Where’s the evidence?
Marshalling their best evidence for extra universes, Kaku and Linde—the two panelists who support the notion—presented a variety of arguments, which all boiled down to two basic points.
One, explained Linde, is as a solution to the problem of why the laws of physics in our universe seem to be fine-tuned to allow the existence of life. “If you change the mass of the proton, the charge on the electron,” and a range of other constants, “we’d all be dead,” he argued.
Why is this so, Linde asked—”did someone create this special universe for us?”
Steering clear of the straightforward answer many religious believers would give, “yes,” Linde argued that the multiverse explains the problem without resorting to the supernatural. If there are infinite universes, each one can have different physical laws, and some of them will have those that are just right for us.
The second key argument they presented is the one based on inflation, a theory considered considered more solidly grounded than the highly speculative string theory and its offshoots. The equations of inflation, Kaku explained, suggest spacetime—the fabric of reality including space and time—was initially a sort of foam, like the bathtub bubbles.
New bubbles could have sprouted constantly, representing new universes, he added. Linde has argued that this occurs because the same process that spawned one inflation can reoccur in the inflating universe, beginning a new round of inflation somewhere else. This would occur when energy fields become locally concentrated in portions of the expanding universe.
Scientists might one day create a “baby universe” in a laboratory by recreating such conditions, Kaku said. This would involve resurrecting the unimaginably high temperatures of the early universe. A spacetime foam can be recreated by literally “boiling space,” he said, adding that a sort of advanced microwave oven could do the trick.
Experiments already planned could “test the periphery” of these ideas, he added including a super-powerful particle accelerator to switch on next year, the Large Hadron Collider in Switzerland.
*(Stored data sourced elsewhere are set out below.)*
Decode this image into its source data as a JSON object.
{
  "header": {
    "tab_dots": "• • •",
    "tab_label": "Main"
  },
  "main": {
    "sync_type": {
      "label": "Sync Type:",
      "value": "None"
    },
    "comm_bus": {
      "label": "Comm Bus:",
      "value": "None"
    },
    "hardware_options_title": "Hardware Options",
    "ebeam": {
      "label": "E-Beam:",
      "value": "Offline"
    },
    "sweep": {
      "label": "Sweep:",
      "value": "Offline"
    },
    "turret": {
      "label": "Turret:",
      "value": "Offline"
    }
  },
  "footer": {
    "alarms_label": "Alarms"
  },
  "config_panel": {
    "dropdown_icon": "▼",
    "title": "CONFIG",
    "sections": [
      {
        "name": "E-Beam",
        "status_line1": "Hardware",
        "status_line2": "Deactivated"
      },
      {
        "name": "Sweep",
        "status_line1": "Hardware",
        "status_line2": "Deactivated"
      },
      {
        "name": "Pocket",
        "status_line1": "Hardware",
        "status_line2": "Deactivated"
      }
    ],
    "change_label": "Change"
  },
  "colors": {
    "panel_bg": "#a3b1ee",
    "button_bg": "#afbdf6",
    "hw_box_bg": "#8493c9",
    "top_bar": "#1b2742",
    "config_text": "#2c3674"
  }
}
Randall countered that the new accelerator won’t bring particles anywhere near the level of energy needed to recreate the spacetime foam envisioned by multiverse proponents. The energies attained will be lower by a factor of 10 followed by 16 zeros.
Lawrence Krauss, professor of physics and astronomy at Case Western Reserve University in Cleveland, said the whole multiverse idea is so speculative as to border on nonsense. It’s an outcome of an old impulse, which also gave rise to the correct notion that other planets exist, he argued: “We don’t want to be alone.”
It also caters to our desire for stability, he added: the universe changes, but “the multiverse is always the same.” And if there are many universes, you don’t have to make any predictions that will subject your pet theory to awkward tests, “because there’s always one in which the answers work out.”
Krauss allowed that if some new theory successfully predicts an array of phenomena so far unexplained—for instance, the masses of all the subatomic particles—and also predicts a multiverse, he just might buy it.
But otherwise, most multiverse concepts “are extending into philosophy” rather than science, he added, “and may not be testable.”